Азикоффу удалось меня убедить. В его носке деньги будут целее, чем в швейцарском банке. Вот зуб. Дело задумано серьезное, и к нему нужно подходить со всей ответственностью…
Пятью минутами позже, когда мы стояли на автобусной остановке, я горячо сплюнул на асфальт и огорченно произнес:
— Эх, черт! Зря я у этой сучки не остался! Видал, какие груди? Как в порнушке!
— Делов-то? Вернись. Шлюшечка действительно чумовая. Одна жопа чего стоит! И отсасывает небось, как пылесос! А как она на тебя смотрела — мама дорогая!
Азикофф умел, сволочь, подначивать.
— Да чего я к ней пустой, что ли, пойду? Надо хотя бы бутылку взять…
Я умоляющим взглядом посмотрел на своего бережливого компаньона.
— Ладно! — сжалился Азикофф. — Вот тебе червонец. Вычту из твоей доли. Купи у таксистов бутылку водки и действуй…
Я вернулся, был с изумлением встречен и прямо на пороге обласкан. В эту ночь мне досталось все: и упругая грудь, и аппетитные ляжки, и ядреные ягодицы. И вся нерастраченная энергия молодой одинокой самочки…
С тех пор я Азикоффа не видел. Наверное, он улетел в Норильск. Но сквозь тусклые пространства прошедших лет я больше на него не обижаюсь. Надеюсь, что он добрался до своей Галины и привнес в ее существование нежность своих чувств и так необходимый всем нам достаток.
Правда, помнится, кто-то однажды в пивной рассказывал, что его грохнули за должок у винного магазина…
Любовь, любовь!И в судорогах, и в гробеНасторожусь — прельщусь — смущусь — рванусь.О, милая! Ни в гробовом сугробе,Ни в облачном с тобою не прощусь…
13
О чем это я? А, ну вот…
Школьные годы… Кто не вспоминает о них с замиранием сердца? Время самых глубоких переживаний, самых возвышенных чувств и самых искренних поступков.
Восьмой класс. Экзамены позади. Мы идем в прощальный поход. Доезжаем на электричке до Снегирей, а оттуда пешком до Истры.
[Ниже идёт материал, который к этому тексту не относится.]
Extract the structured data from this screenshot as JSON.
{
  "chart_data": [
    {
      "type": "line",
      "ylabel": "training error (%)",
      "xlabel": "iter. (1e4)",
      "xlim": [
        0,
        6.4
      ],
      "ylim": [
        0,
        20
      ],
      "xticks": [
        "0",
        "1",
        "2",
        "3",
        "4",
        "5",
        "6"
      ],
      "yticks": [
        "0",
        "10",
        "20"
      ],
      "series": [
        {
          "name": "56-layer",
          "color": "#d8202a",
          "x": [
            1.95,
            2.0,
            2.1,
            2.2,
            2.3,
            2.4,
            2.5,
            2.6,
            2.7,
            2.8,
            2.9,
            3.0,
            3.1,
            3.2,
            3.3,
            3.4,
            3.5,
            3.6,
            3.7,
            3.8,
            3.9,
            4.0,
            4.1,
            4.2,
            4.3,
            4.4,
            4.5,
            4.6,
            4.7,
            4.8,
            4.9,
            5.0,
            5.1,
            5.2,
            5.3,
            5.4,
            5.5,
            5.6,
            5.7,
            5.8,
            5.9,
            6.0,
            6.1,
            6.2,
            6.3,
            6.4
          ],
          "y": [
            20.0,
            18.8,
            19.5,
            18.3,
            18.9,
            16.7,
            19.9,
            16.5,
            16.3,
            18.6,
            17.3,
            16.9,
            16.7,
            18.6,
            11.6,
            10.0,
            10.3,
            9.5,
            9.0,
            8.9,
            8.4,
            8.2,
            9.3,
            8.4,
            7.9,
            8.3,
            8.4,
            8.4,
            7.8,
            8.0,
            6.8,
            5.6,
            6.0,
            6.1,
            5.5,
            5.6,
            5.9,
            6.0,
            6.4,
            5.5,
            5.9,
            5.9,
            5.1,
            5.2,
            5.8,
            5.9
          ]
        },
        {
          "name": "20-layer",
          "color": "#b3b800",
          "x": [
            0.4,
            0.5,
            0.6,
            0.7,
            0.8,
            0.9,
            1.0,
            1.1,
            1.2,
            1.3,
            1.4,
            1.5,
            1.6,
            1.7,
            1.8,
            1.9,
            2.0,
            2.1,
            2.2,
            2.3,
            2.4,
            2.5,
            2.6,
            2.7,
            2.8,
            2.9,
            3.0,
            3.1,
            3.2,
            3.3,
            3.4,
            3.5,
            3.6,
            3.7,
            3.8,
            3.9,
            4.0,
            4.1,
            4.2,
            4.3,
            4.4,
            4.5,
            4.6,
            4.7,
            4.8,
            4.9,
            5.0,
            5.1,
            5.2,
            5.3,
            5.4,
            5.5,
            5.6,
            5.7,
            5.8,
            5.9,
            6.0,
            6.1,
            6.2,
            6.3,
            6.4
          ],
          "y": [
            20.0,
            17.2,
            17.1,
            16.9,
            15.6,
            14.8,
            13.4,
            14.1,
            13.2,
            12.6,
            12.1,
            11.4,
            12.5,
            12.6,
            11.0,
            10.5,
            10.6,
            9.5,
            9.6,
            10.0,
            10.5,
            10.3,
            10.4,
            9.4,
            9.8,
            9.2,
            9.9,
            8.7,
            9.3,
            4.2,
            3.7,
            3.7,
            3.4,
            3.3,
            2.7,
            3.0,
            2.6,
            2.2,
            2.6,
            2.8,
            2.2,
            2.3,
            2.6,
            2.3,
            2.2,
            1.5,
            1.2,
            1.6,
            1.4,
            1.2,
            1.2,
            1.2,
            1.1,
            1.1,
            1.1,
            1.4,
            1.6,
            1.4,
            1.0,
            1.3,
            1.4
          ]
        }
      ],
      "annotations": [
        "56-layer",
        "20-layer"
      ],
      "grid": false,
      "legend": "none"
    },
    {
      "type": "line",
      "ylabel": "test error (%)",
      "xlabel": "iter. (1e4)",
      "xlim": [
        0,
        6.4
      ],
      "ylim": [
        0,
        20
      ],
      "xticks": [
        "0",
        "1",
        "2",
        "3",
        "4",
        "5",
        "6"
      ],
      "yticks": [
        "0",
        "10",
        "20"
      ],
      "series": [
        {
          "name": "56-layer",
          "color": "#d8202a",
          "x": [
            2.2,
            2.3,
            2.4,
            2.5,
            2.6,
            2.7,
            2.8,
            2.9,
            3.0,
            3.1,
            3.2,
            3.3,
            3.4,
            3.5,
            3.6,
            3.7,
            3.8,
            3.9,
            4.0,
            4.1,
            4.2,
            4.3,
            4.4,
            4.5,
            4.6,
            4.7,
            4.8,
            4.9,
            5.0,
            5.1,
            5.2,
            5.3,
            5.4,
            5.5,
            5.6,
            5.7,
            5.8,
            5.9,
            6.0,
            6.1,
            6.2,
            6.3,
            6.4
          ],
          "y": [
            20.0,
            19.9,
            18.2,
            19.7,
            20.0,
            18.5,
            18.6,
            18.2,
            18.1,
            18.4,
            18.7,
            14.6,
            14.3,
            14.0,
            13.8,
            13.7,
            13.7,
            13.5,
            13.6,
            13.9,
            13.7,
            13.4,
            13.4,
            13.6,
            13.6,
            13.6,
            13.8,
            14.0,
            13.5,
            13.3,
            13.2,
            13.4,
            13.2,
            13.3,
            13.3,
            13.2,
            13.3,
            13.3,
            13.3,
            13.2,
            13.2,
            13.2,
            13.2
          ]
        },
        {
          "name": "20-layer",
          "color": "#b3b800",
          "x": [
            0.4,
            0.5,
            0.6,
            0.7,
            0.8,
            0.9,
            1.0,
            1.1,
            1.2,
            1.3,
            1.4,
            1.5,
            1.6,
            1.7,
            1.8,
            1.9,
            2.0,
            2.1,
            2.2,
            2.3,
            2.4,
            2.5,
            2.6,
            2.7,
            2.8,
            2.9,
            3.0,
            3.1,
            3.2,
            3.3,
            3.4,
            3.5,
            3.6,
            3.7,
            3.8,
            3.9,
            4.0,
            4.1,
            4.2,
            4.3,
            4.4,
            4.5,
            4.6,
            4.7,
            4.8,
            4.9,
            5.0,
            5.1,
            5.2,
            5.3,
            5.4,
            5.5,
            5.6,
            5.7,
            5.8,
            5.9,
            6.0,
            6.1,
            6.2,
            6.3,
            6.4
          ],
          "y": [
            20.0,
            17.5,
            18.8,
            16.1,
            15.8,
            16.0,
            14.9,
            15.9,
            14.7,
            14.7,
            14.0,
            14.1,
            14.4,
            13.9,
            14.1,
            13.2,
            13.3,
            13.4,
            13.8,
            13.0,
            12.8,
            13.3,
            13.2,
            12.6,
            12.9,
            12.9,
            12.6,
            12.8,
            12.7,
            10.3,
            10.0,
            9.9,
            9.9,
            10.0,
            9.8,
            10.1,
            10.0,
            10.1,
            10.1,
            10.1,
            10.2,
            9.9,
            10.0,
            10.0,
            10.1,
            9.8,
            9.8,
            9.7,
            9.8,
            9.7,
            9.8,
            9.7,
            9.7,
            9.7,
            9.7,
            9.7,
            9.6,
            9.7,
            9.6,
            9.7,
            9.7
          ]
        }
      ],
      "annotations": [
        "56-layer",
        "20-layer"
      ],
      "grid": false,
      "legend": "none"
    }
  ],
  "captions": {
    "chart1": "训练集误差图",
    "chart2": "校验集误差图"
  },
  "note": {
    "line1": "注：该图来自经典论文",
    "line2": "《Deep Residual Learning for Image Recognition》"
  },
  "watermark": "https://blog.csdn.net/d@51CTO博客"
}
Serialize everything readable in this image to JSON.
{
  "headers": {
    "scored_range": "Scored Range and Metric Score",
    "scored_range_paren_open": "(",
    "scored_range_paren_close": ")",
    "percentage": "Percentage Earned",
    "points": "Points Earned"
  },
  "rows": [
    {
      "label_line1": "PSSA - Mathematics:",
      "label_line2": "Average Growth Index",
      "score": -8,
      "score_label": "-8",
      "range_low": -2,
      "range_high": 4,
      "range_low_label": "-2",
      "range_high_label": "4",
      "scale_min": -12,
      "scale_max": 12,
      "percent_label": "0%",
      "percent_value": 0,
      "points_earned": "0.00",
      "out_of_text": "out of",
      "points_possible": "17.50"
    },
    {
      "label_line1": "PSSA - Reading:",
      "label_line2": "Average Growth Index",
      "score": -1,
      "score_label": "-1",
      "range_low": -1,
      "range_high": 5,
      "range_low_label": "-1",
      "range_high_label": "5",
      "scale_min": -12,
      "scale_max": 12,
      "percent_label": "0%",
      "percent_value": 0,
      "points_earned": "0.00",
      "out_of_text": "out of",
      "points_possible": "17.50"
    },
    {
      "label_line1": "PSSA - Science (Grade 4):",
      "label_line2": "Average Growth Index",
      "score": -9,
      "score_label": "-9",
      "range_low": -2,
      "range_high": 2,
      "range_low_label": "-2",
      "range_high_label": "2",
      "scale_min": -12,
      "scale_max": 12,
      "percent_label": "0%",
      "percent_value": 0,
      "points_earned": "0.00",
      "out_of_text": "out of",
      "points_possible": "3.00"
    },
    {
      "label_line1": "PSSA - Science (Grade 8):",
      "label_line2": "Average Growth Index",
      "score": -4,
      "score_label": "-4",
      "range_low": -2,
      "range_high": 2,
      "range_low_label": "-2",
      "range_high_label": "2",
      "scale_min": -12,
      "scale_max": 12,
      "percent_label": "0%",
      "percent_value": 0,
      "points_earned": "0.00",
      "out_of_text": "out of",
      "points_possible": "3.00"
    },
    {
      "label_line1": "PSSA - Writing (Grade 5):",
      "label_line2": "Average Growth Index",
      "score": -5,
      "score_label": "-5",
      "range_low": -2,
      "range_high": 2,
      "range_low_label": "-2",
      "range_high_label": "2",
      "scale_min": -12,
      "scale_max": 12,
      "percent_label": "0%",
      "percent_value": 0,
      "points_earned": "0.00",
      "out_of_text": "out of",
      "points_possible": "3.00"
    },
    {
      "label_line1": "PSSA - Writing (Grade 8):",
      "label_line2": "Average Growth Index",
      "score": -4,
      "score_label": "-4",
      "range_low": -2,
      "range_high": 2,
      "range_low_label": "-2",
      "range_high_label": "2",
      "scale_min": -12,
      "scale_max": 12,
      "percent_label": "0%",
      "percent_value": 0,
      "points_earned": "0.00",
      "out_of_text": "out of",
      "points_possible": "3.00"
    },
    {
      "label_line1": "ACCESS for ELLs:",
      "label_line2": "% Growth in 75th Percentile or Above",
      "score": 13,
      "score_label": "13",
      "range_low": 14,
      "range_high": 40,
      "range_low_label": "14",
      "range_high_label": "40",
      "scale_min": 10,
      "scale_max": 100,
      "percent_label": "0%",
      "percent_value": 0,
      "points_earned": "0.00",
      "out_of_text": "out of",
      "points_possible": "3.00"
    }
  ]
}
Вовочка впереди всех с огромным рюкзаком за плечами. Чего он только не взял с собой в дорогу! Сразу за ним двигают налегке трое расхристанных хулиганов. Их сумки несут слабаки, так что им только и остается, что развлекаться. Это Паскей, Фома и Яцек. Все трое, вместе — маленькая, известная всей школе шайка. На их счету немало полноценного шухера, разве что на стенде «Их разыскивает милиция» они пока не висят, так что школа, в лице великого и ужасного Гудвина, счастлива наконец выдать путевку в жизнь троим именитым воспитанникам. Даю голову на отсечение, что у пацанов, несмотря на тщательный обыск, где-то припрятано спиртное.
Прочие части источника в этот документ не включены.